The insulin-like growth factor (IGF)-dependent IGF binding protein-4 protease secreted by human fibroblasts is pregnancy-associated plasma protein-A

Abstract

Proteolytic cleavage of the six known insulin-like growth factor binding proteins (IGFBPs) is a powerful means of rapid structure and function modification of these important growth-regulatory proteins. Intact IGFBP-4 is a potent inhibitor of IGF action in vitro, and cleavage of IGFBP-4 has been shown to abolish its ability to inhibit IGF stimulatory effects in a variety of systems, suggesting that IGFBP-4 proteolysis acts as a positive regulator of IGF bioavailability. Here we report the isolation of an IGF-dependent IGFBP-4-specific protease from human fibroblast-conditioned media and its identification by mass spectrometry microsequencing as pregnancy-associated plasma protein-A (PAPP-A), a protein of unknown function found in high concentrations in the maternal circulation during pregnancy. Antibodies raised against PAPP-A both inhibited and immunodepleted IGFBP-4 protease activity in human fibroblast-conditioned media. Moreover, PAPP-A purified from pregnancy sera had IGF-dependent IGFBP-4 protease activity. PAPP-A mRNA was expressed by the human fibroblasts and osteoblasts, and PAPP-A protein was secreted into the culture medium. In conclusion, we have identified an IGF-dependent IGFBP protease and at the same time assigned a function to PAPP-A. This represents an unanticipated union of two areas of research that were not linked in any way before this report.

Figure 1

Purification of the IGF-dependent IGFBP-4 protease from HFCM. (a) Metal-chelating affinity chromatography. Bound proteins were eluted with a descending stepwise pH gradient, and 50 μl aliquots of each of these fractions were dialyzed and assayed for IGFBP-4 protease activity. IGF-dependent IGFBP-4 protease activity is defined as the loss of intact 24-kDa [¹²⁵I]IGFBP-4 and the appearance of 18- and 14-kDa radiolabeled fragments (denoted by arrows) in the presence (+), but not in the absence (-), of 5 nM IGF-II. HFCM, starting material; FT, flowthrough. (b) Wheat-germ agglutinin chromatography. Metal-chelating affinity chromatography fraction eluting at pH 5.0 was adjusted to pH 7.4 and immediately passed over a wheat-germ agglutinin column. Non- and weakly bound proteins came out in the flowthrough (FT) or were eluted with three washes of 0 mM and three washes of 25 mM N-acetylglucosamine. IGF-dependent IGFBP-4 protease activity was eluted with three washes of 500 mM N-acetylglucosamine.

Figure 2

Confirmation of IGF-dependent IGFBP-4 protease as PAPP-A. (a) Inhibition of IGFBP-4 protease activity in HFCM by PAPP-A/proMBP antibodies.
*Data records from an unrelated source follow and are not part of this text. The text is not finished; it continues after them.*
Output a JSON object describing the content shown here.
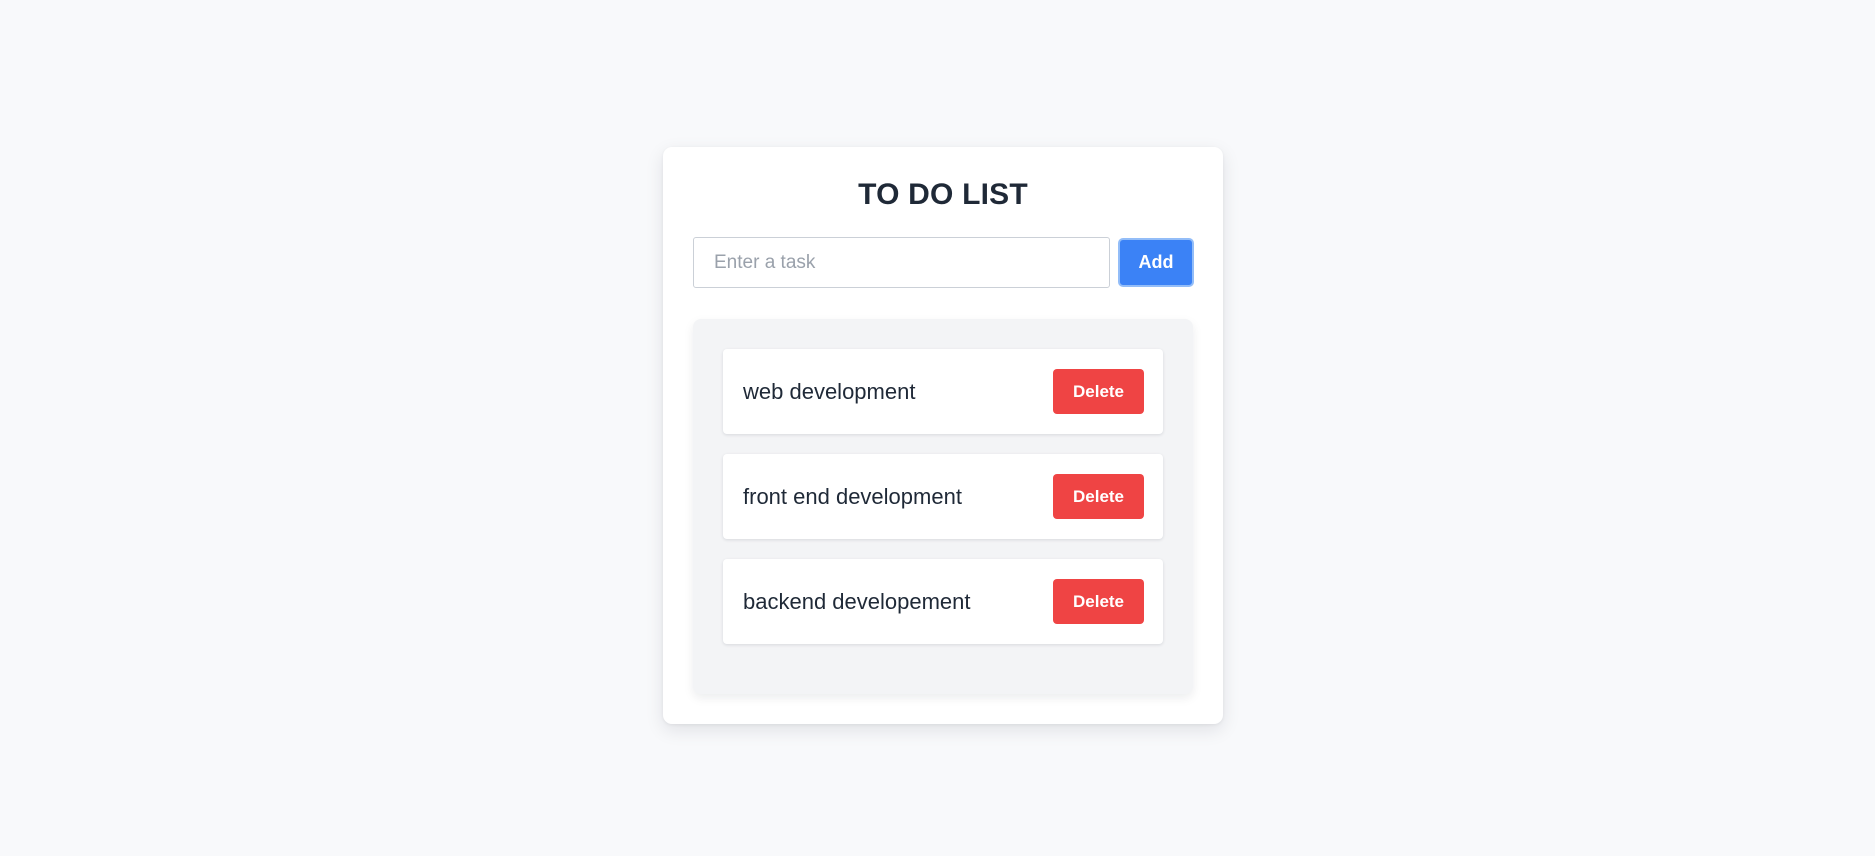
{
  "app": {
    "title": "TO DO LIST"
  },
  "input": {
    "placeholder": "Enter a task",
    "value": ""
  },
  "add_button": {
    "label": "Add"
  },
  "tasks": [
    {
      "text": "web development",
      "delete_label": "Delete"
    },
    {
      "text": "front end development",
      "delete_label": "Delete"
    },
    {
      "text": "backend developement",
      "delete_label": "Delete"
    }
  ],
  "colors": {
    "page_background": "#f8f9fb",
    "card_background": "#ffffff",
    "list_background": "#f3f4f6",
    "title_text": "#1f2937",
    "add_button": "#3b82f6",
    "delete_button": "#ef4444"
  }
}
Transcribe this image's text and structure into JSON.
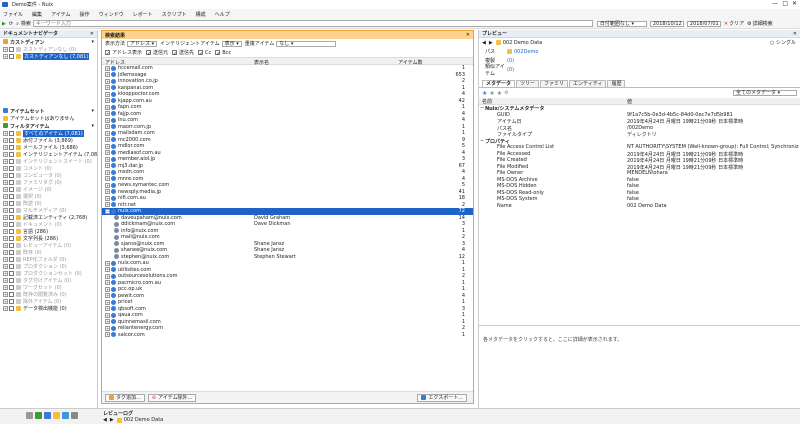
{
  "window": {
    "title": "Demo案件 - Nuix"
  },
  "menu": [
    "ファイル",
    "編集",
    "アイテム",
    "操作",
    "ウィンドウ",
    "レポート",
    "スクリプト",
    "構成",
    "ヘルプ"
  ],
  "toolbar": {
    "search_label": "検索",
    "search_placeholder": "キーワード入力",
    "date_label": "日付範囲なし",
    "date_from": "2018/10/12",
    "date_to": "2018/07/01",
    "clear_label": "クリア",
    "advanced_label": "詳細検索"
  },
  "left": {
    "doc_nav_title": "ドキュメントナビゲータ",
    "custodian_title": "カストディアン",
    "custodian_items": [
      {
        "label": "カストディアンなし",
        "count": "(0)",
        "dim": true
      },
      {
        "label": "カストディアンなし",
        "count": "(7,081)",
        "selected": true
      }
    ],
    "itemset_title": "アイテムセット",
    "itemset_items": [
      {
        "label": "アイテムセットはありません",
        "dim": false
      }
    ],
    "filter_title": "フィルタアイテム",
    "filter_items": [
      {
        "label": "すべてのアイテム",
        "count": "(7,081)",
        "selected": true
      },
      {
        "label": "添付ファイル",
        "count": "(3,869)",
        "dim": false
      },
      {
        "label": "メールファイル",
        "count": "(3,686)",
        "dim": false
      },
      {
        "label": "インテリジェントアイテム",
        "count": "(7,081)",
        "dim": false
      },
      {
        "label": "インテリジェントスイート",
        "count": "(0)",
        "dim": true
      },
      {
        "label": "コメント",
        "count": "(0)",
        "dim": true
      },
      {
        "label": "コンピュータ",
        "count": "(0)",
        "dim": true
      },
      {
        "label": "ファミリタグ",
        "count": "(0)",
        "dim": true
      },
      {
        "label": "イメージ",
        "count": "(0)",
        "dim": true
      },
      {
        "label": "選択",
        "count": "(0)",
        "dim": true
      },
      {
        "label": "既読",
        "count": "(0)",
        "dim": true
      },
      {
        "label": "マルチメディア",
        "count": "(0)",
        "dim": true
      },
      {
        "label": "記載済エンティティ",
        "count": "(2,768)",
        "dim": false
      },
      {
        "label": "ドキュメント",
        "count": "(0)",
        "dim": true
      },
      {
        "label": "言語",
        "count": "(286)",
        "dim": false
      },
      {
        "label": "文字列長",
        "count": "(286)",
        "dim": false
      },
      {
        "label": "レビューアイテム",
        "count": "(0)",
        "dim": true
      },
      {
        "label": "既存",
        "count": "(0)",
        "dim": true
      },
      {
        "label": "REP化フォルダ",
        "count": "(0)",
        "dim": true
      },
      {
        "label": "プロダクション",
        "count": "(0)",
        "dim": true
      },
      {
        "label": "プロダクションセット",
        "count": "(0)",
        "dim": true
      },
      {
        "label": "タグ付けアイテム",
        "count": "(0)",
        "dim": true
      },
      {
        "label": "ワークセット",
        "count": "(0)",
        "dim": true
      },
      {
        "label": "既存の閲覧済み",
        "count": "(0)",
        "dim": true
      },
      {
        "label": "除外アイテム",
        "count": "(0)",
        "dim": true
      },
      {
        "label": "データ検出機能",
        "count": "(0)",
        "dim": false
      }
    ]
  },
  "center": {
    "title": "検索結果",
    "view_label": "表示方法",
    "view_value": "アドレス",
    "select_label": "インテリジェントアイテム",
    "select_value": "表示",
    "dup_label": "重複アイテム",
    "dup_value": "なし",
    "filters": [
      "アドレス表示",
      "送信元",
      "送信先",
      "Cc",
      "Bcc"
    ],
    "columns": {
      "address": "アドレス",
      "name": "表示名",
      "count": "アイテム数"
    },
    "rows": [
      {
        "address": "hccemail.com",
        "name": "",
        "count": "1"
      },
      {
        "address": "Jdlemssage",
        "name": "",
        "count": "653"
      },
      {
        "address": "innovation.co.jp",
        "name": "",
        "count": "2"
      },
      {
        "address": "kanpanai.com",
        "name": "",
        "count": "1"
      },
      {
        "address": "klooppoctor.com",
        "name": "",
        "count": "4"
      },
      {
        "address": "kjapp.com.au",
        "name": "",
        "count": "42"
      },
      {
        "address": "fapn.com",
        "name": "",
        "count": "1"
      },
      {
        "address": "fajjp.com",
        "name": "",
        "count": "4"
      },
      {
        "address": "lnu.com",
        "name": "",
        "count": "4"
      },
      {
        "address": "maorr.com.jp",
        "name": "",
        "count": "1"
      },
      {
        "address": "mailsdam.com",
        "name": "",
        "count": "1"
      },
      {
        "address": "mc2000.com",
        "name": "",
        "count": "9"
      },
      {
        "address": "mdlor.com",
        "name": "",
        "count": "5"
      },
      {
        "address": "mediasof.com.au",
        "name": "",
        "count": "4"
      },
      {
        "address": "member.aiol.jp",
        "name": "",
        "count": "3"
      },
      {
        "address": "mj3.dar.jp",
        "name": "",
        "count": "67"
      },
      {
        "address": "msdn.com",
        "name": "",
        "count": "4"
      },
      {
        "address": "mnre.com",
        "name": "",
        "count": "4"
      },
      {
        "address": "news.symantec.com",
        "name": "",
        "count": "5"
      },
      {
        "address": "newsply.media.jp",
        "name": "",
        "count": "41"
      },
      {
        "address": "nifi.com.au",
        "name": "",
        "count": "18"
      },
      {
        "address": "nitr.net",
        "name": "",
        "count": "2"
      },
      {
        "address": "nuix.com",
        "name": "",
        "count": "72",
        "selected": true
      },
      {
        "address": "daveupaham@nuix.com",
        "name": "David Graham",
        "count": "14",
        "child": true
      },
      {
        "address": "ddickmam@nuix.com",
        "name": "Dave Dickman",
        "count": "3",
        "child": true
      },
      {
        "address": "info@nuix.com",
        "name": "",
        "count": "1",
        "child": true
      },
      {
        "address": "mail@nuix.com",
        "name": "",
        "count": "2",
        "child": true
      },
      {
        "address": "sjanss@nuix.com",
        "name": "Shane Jansz",
        "count": "3",
        "child": true
      },
      {
        "address": "shanee@nuix.com",
        "name": "Shane Jansz",
        "count": "4",
        "child": true
      },
      {
        "address": "stephen@nuix.com",
        "name": "Stephen Stewart",
        "count": "12",
        "child": true
      },
      {
        "address": "nuix.com.au",
        "name": "",
        "count": "1"
      },
      {
        "address": "utilisites.com",
        "name": "",
        "count": "1"
      },
      {
        "address": "outsourcesolutions.com",
        "name": "",
        "count": "2"
      },
      {
        "address": "pacmicro.com.au",
        "name": "",
        "count": "1"
      },
      {
        "address": "pcc.op.uk",
        "name": "",
        "count": "1"
      },
      {
        "address": "pewit.com",
        "name": "",
        "count": "4"
      },
      {
        "address": "pricet",
        "name": "",
        "count": "1"
      },
      {
        "address": "qbsoft.com",
        "name": "",
        "count": "3"
      },
      {
        "address": "qaua.com",
        "name": "",
        "count": "1"
      },
      {
        "address": "quinnemasil.com",
        "name": "",
        "count": "1"
      },
      {
        "address": "reliantenergy.com",
        "name": "",
        "count": "2"
      },
      {
        "address": "salcor.com",
        "name": "",
        "count": "1"
      }
    ],
    "btn_add_tag": "タグ追加...",
    "btn_remove": "アイテム除外...",
    "btn_export": "エクスポート..."
  },
  "right": {
    "title": "プレビュー",
    "item_name": "002 Demo Data",
    "single_label": "シングル",
    "path_label": "パス",
    "path_value": "002Demo",
    "tag_label": "複製",
    "tag_value": "(0)",
    "related_label": "類似アイテム",
    "related_value": "(0)",
    "tabs": [
      "メタデータ",
      "ツリー",
      "ファミリ",
      "エンティティ",
      "履歴"
    ],
    "metadata_filter": "全てのメタデータ",
    "col_key": "名前",
    "col_value": "値",
    "meta": [
      {
        "k": "Nuix/システムメタデータ",
        "v": "",
        "grp": true
      },
      {
        "k": "GUID",
        "v": "9f1a7c5b-0e3d-4b5c-84d0-0ec7e7d5b981"
      },
      {
        "k": "アイテム日",
        "v": "2019年4月24日 月曜日 19時21分09秒 日本標準時"
      },
      {
        "k": "パス名",
        "v": "/002Demo"
      },
      {
        "k": "ファイルタイプ",
        "v": "ディレクトリ"
      },
      {
        "k": "プロパティ",
        "v": "",
        "grp": true
      },
      {
        "k": "File Access Control List",
        "v": "NT AUTHORITY\\SYSTEM (Well-known-group): Full Control; Synchronize..."
      },
      {
        "k": "File Accessed",
        "v": "2019年4月24日 月曜日 19時21分09秒 日本標準時"
      },
      {
        "k": "File Created",
        "v": "2019年4月24日 月曜日 19時21分09秒 日本標準時"
      },
      {
        "k": "File Modified",
        "v": "2019年4月24日 月曜日 19時21分09秒 日本標準時"
      },
      {
        "k": "File Owner",
        "v": "MENDELN\\ohara"
      },
      {
        "k": "MS-DOS Archive",
        "v": "false"
      },
      {
        "k": "MS-DOS Hidden",
        "v": "false"
      },
      {
        "k": "MS-DOS Read-only",
        "v": "false"
      },
      {
        "k": "MS-DOS System",
        "v": "false"
      },
      {
        "k": "Name",
        "v": "002 Demo Data"
      }
    ],
    "hint": "各メタデータをクリックすると、ここに詳細が表示されます。"
  },
  "bottom": {
    "review_title": "レビューログ",
    "item": "002 Demo Data"
  },
  "colors": {
    "accent": "#1e64c8",
    "panel_header": "#fdd28a",
    "tag_icon": "#f0a030"
  }
}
HFCM was assayed for IGFBP-4 protease activity, as described in Fig. 1 and in Materials and Methods, in the presence of indicated titer of either PAPP-A/proMBP polyclonal antibody (anti-PAPP-A) or nonspecific rabbit IgG. (b) Immunodepletion of IGFBP-4 protease activity from HFCM by PAPP-A antibodies. HFCM was precleared with a 1:50 titer of nonspecific rabbit IgG. The precleared fractions were immunodepleted with indicated titer of PAPP-A/proMBP polyclonal antibody and assayed for IGFBP-4 protease activity. (c) IGF-dependent IGFBP-4 protease activity of purified PAPP-A. PAPP-A/proMBP (0.5 μg) purified from pregnancy sera was assayed for IGFBP-4 protease activity in the absence (-) and presence (+) of 5 nM IGF-II.

Figure 3

Expression and secretion of PAPP-A. (a) Northern analysis. Poly-A tailed mRNAs (10 μg) from cultured human cells were probed with ³²P-labeled PAPP-A cDNA. The lanes are: a, adult fibroblasts; b, adult osteoblasts; c, fetal osteoblasts; d, marrow stromal cells; e, MG63 osteosarcoma cells; f, U2 osteosarcoma cells; g, TE85 osteosarcoma cells. (b) Western immunoblot. a, HFCM (10 μl of 30× concentrate corresponding to 0.05 μg PAPP-A by ELISA) and b, PAPP-A/proMBP purified from pregnancy serum (0.05 μg) were separated by SDS/PAGE under both nonreducing and reducing conditions, transferred to membrane, and immunoblotted with PAPP-A-specific monoclonal antibodies.